Richard Danzig
Distinguished Lecturer
Vice Chair, The RAND Corporation
Richard Danzig, who served as Secretary of the Navy in the Clinton Administration, is a member of the Defense Policy Board, the President’s Intelligence Advisory Board, and Homeland Security Secretary’s Advisory Council. During Senator Obama’s 2008 Presidential campaign, Danzig was one of his principal national security senior advisors. Earlier, in the Office of Assistant Secretary of Defense, he served first as Deputy Assistant Secretary and then as Principal Deputy Assistant Secretary of Defense for Manpower, Reserve Affairs and Logistics. For his work in national defense, he received the Defense Distinguished Public Service Award—the highest Department of Defense civilian award—three times.
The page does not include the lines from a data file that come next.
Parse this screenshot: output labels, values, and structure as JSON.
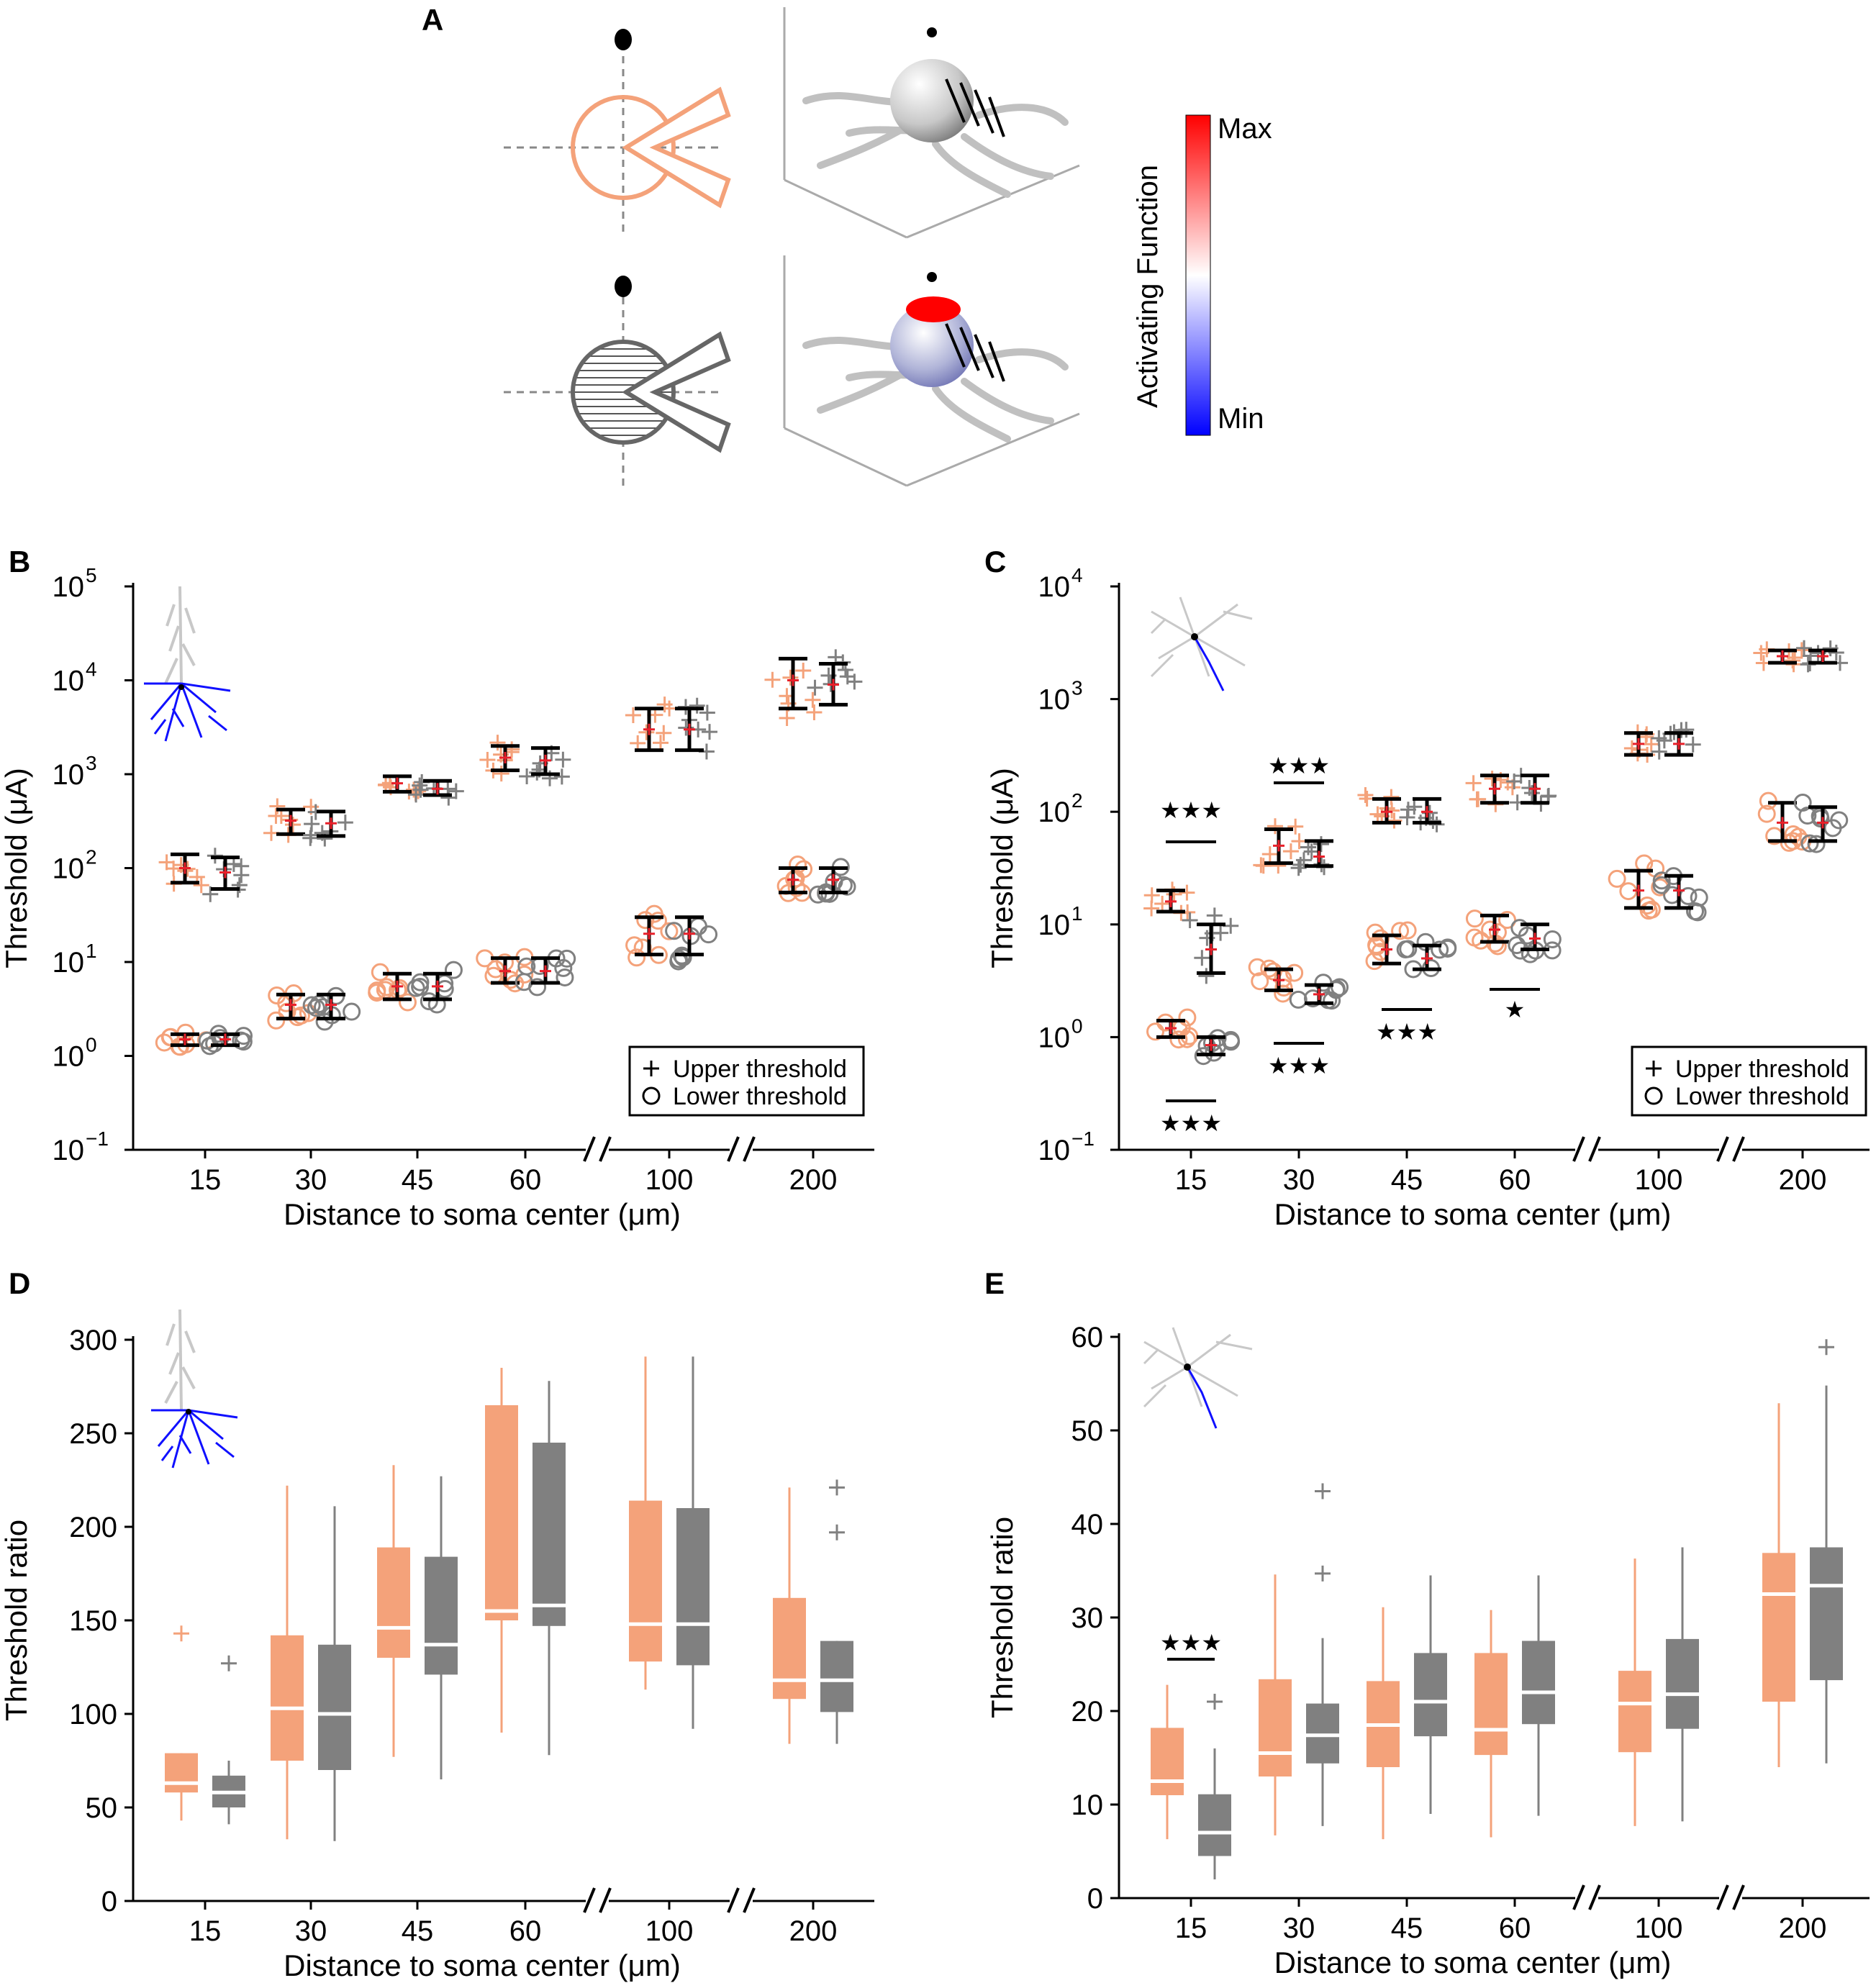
{
  "panel_labels": [
    "A",
    "B",
    "C",
    "D",
    "E"
  ],
  "colors": {
    "orange": "#f4a27a",
    "gray": "#808080",
    "red": "#e8202a",
    "black": "#000000",
    "blue_ch": "#1010ff"
  },
  "colorbar": {
    "label": "Activating Function",
    "max_label": "Max",
    "min_label": "Min"
  },
  "chart_data": [
    {
      "panel": "B",
      "type": "errorbar-scatter",
      "scale": "log",
      "ylabel": "Threshold (μA)",
      "xlabel": "Distance to soma center (μm)",
      "categories": [
        "15",
        "30",
        "45",
        "60",
        "100",
        "200"
      ],
      "ytick_labels": [
        "10",
        "10",
        "10",
        "10",
        "10",
        "10",
        "10"
      ],
      "ytick_exps": [
        "−1",
        "0",
        "1",
        "2",
        "3",
        "4",
        "5"
      ],
      "ylim": [
        -1,
        5
      ],
      "legend": [
        "Upper threshold",
        "Lower threshold"
      ],
      "series": [
        {
          "name": "Upper threshold",
          "color": "orange",
          "mean": [
            100,
            320,
            800,
            1500,
            3000,
            10000
          ],
          "low": [
            70,
            230,
            650,
            1100,
            1800,
            5000
          ],
          "high": [
            140,
            420,
            950,
            2000,
            5000,
            17000
          ]
        },
        {
          "name": "Upper threshold",
          "color": "gray",
          "mean": [
            90,
            300,
            700,
            1400,
            3000,
            9000
          ],
          "low": [
            60,
            220,
            600,
            1000,
            1800,
            5500
          ],
          "high": [
            130,
            400,
            850,
            1900,
            5000,
            15000
          ]
        },
        {
          "name": "Lower threshold",
          "color": "orange",
          "mean": [
            1.5,
            3.5,
            5.5,
            8,
            20,
            75
          ],
          "low": [
            1.3,
            2.5,
            4,
            6,
            12,
            55
          ],
          "high": [
            1.7,
            4.5,
            7.5,
            11,
            30,
            100
          ]
        },
        {
          "name": "Lower threshold",
          "color": "gray",
          "mean": [
            1.5,
            3.5,
            5.5,
            8,
            20,
            75
          ],
          "low": [
            1.3,
            2.5,
            4,
            6,
            12,
            55
          ],
          "high": [
            1.7,
            4.5,
            7.5,
            11,
            30,
            100
          ]
        }
      ]
    },
    {
      "panel": "C",
      "type": "errorbar-scatter",
      "scale": "log",
      "ylabel": "Threshold (μA)",
      "xlabel": "Distance to soma center (μm)",
      "categories": [
        "15",
        "30",
        "45",
        "60",
        "100",
        "200"
      ],
      "ytick_labels": [
        "10",
        "10",
        "10",
        "10",
        "10",
        "10"
      ],
      "ytick_exps": [
        "−1",
        "0",
        "1",
        "2",
        "3",
        "4"
      ],
      "ylim": [
        -1,
        4
      ],
      "legend": [
        "Upper threshold",
        "Lower threshold"
      ],
      "significance": [
        "★★★",
        "★★★",
        "★★★",
        "★★★",
        "★★★",
        "★"
      ],
      "series": [
        {
          "name": "Upper threshold",
          "color": "orange",
          "mean": [
            16,
            50,
            100,
            160,
            400,
            2400
          ],
          "low": [
            13,
            35,
            80,
            120,
            320,
            2100
          ],
          "high": [
            20,
            70,
            130,
            210,
            500,
            2700
          ]
        },
        {
          "name": "Upper threshold",
          "color": "gray",
          "mean": [
            6,
            40,
            100,
            160,
            400,
            2400
          ],
          "low": [
            3.7,
            33,
            80,
            120,
            320,
            2100
          ],
          "high": [
            10,
            55,
            130,
            210,
            500,
            2700
          ]
        },
        {
          "name": "Lower threshold",
          "color": "orange",
          "mean": [
            1.2,
            3.2,
            6,
            9,
            20,
            80
          ],
          "low": [
            1.0,
            2.6,
            4.5,
            7,
            14,
            55
          ],
          "high": [
            1.4,
            4,
            8,
            12,
            30,
            120
          ]
        },
        {
          "name": "Lower threshold",
          "color": "gray",
          "mean": [
            0.85,
            2.4,
            5,
            7.5,
            20,
            80
          ],
          "low": [
            0.7,
            2.0,
            4,
            6,
            14,
            55
          ],
          "high": [
            1.0,
            2.9,
            6.5,
            10,
            27,
            110
          ]
        }
      ]
    },
    {
      "panel": "D",
      "type": "box",
      "ylabel": "Threshold ratio",
      "xlabel": "Distance to soma center (μm)",
      "categories": [
        "15",
        "30",
        "45",
        "60",
        "100",
        "200"
      ],
      "yticks": [
        "0",
        "50",
        "100",
        "150",
        "200",
        "250",
        "300"
      ],
      "ylim": [
        0,
        300
      ],
      "series": [
        {
          "name": "orange",
          "color": "orange",
          "q1": [
            58,
            75,
            130,
            150,
            128,
            108
          ],
          "median": [
            63,
            103,
            146,
            155,
            148,
            118
          ],
          "q3": [
            79,
            142,
            189,
            265,
            214,
            162
          ],
          "whislo": [
            43,
            33,
            77,
            90,
            113,
            84
          ],
          "whishi": [
            79,
            222,
            233,
            285,
            291,
            221
          ],
          "fliers": [
            [
              143
            ],
            [],
            [],
            [],
            [],
            []
          ]
        },
        {
          "name": "gray",
          "color": "gray",
          "q1": [
            50,
            70,
            121,
            147,
            126,
            101
          ],
          "median": [
            58,
            100,
            137,
            158,
            148,
            118
          ],
          "q3": [
            67,
            137,
            184,
            245,
            210,
            139
          ],
          "whislo": [
            41,
            32,
            65,
            78,
            92,
            84
          ],
          "whishi": [
            75,
            211,
            227,
            278,
            291,
            139
          ],
          "fliers": [
            [
              127
            ],
            [],
            [],
            [],
            [],
            [
              197,
              221
            ]
          ]
        }
      ]
    },
    {
      "panel": "E",
      "type": "box",
      "ylabel": "Threshold ratio",
      "xlabel": "Distance to soma center (μm)",
      "categories": [
        "15",
        "30",
        "45",
        "60",
        "100",
        "200"
      ],
      "yticks": [
        "0",
        "10",
        "20",
        "30",
        "40",
        "50",
        "60"
      ],
      "ylim": [
        0,
        60
      ],
      "significance": [
        "★★★"
      ],
      "series": [
        {
          "name": "orange",
          "color": "orange",
          "q1": [
            11,
            13,
            14,
            15.3,
            15.6,
            21
          ],
          "median": [
            12.5,
            15.5,
            18.5,
            18,
            20.8,
            32.5
          ],
          "q3": [
            18.2,
            23.4,
            23.2,
            26.2,
            24.3,
            36.9
          ],
          "whislo": [
            6.3,
            6.7,
            6.3,
            6.5,
            7.7,
            14
          ],
          "whishi": [
            22.8,
            34.6,
            31.1,
            30.8,
            36.3,
            52.9
          ],
          "fliers": [
            [],
            [],
            [],
            [],
            [],
            []
          ]
        },
        {
          "name": "gray",
          "color": "gray",
          "q1": [
            4.5,
            14.4,
            17.3,
            18.6,
            18.1,
            23.3
          ],
          "median": [
            7,
            17.4,
            21,
            22,
            21.8,
            33.4
          ],
          "q3": [
            11.1,
            20.8,
            26.2,
            27.5,
            27.7,
            37.5
          ],
          "whislo": [
            2,
            7.7,
            9,
            8.8,
            8.2,
            14.4
          ],
          "whishi": [
            16,
            27.8,
            34.5,
            34.5,
            37.5,
            54.8
          ],
          "fliers": [
            [
              21
            ],
            [
              34.7,
              43.5
            ],
            [],
            [],
            [],
            [
              58.9
            ]
          ]
        }
      ]
    }
  ]
}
Danzig is Vice Chair of the Board of The RAND Corporation, a member of the Aspen Strategy Group and a senior advisor at the Center for New American Security, Center for Naval Analyses, and Center for Strategic and International Studies. Danzig is also a Trustee of Reed College, a Director of the Center for a New American Security and a Director of Saffron Hill Ventures. Danzig was previously a director of the National Semiconductor Corporation and Human Genome Sciences Corporation, Chairman of the Board of the Center for a New American Security and Chairman of the Board of the Center for Strategic and Budgetary Assessments. In academic life, he was an Assistant and then Associate Professor of Law at Stanford, taught contract law at Georgetown, was a Prize Fellow of the Harvard Society of Fellows and a Rockefeller Foundation Fellow. He has been a partner in the law firm of Latham and Watkins and Litigation Director and then Vice Chair of the International Human Rights Group, for which service he was awarded the organization’s Tony Friedrich Memorial Award. With Peter Szanton, Danzig is the author of National Service: What Would It Mean? (Lexington, 1986). His recent publications include, “Driving in the Dark: Ten Propositions About Prediction” and co-author of “Aum Shinrikyo: Insights into How Terrorists Develop Biological and Chemical Weapons,” both published by the Center for a New American Security. He received his BA from Reed College, his JD from Yale and his Bachelor of Philosophy and Doctor of Philosophy from Oxford, where he was a Rhodes Scholar. Upon his graduation from Yale, Danzig served as a law clerk to U.S. Supreme Court Justice Byron White.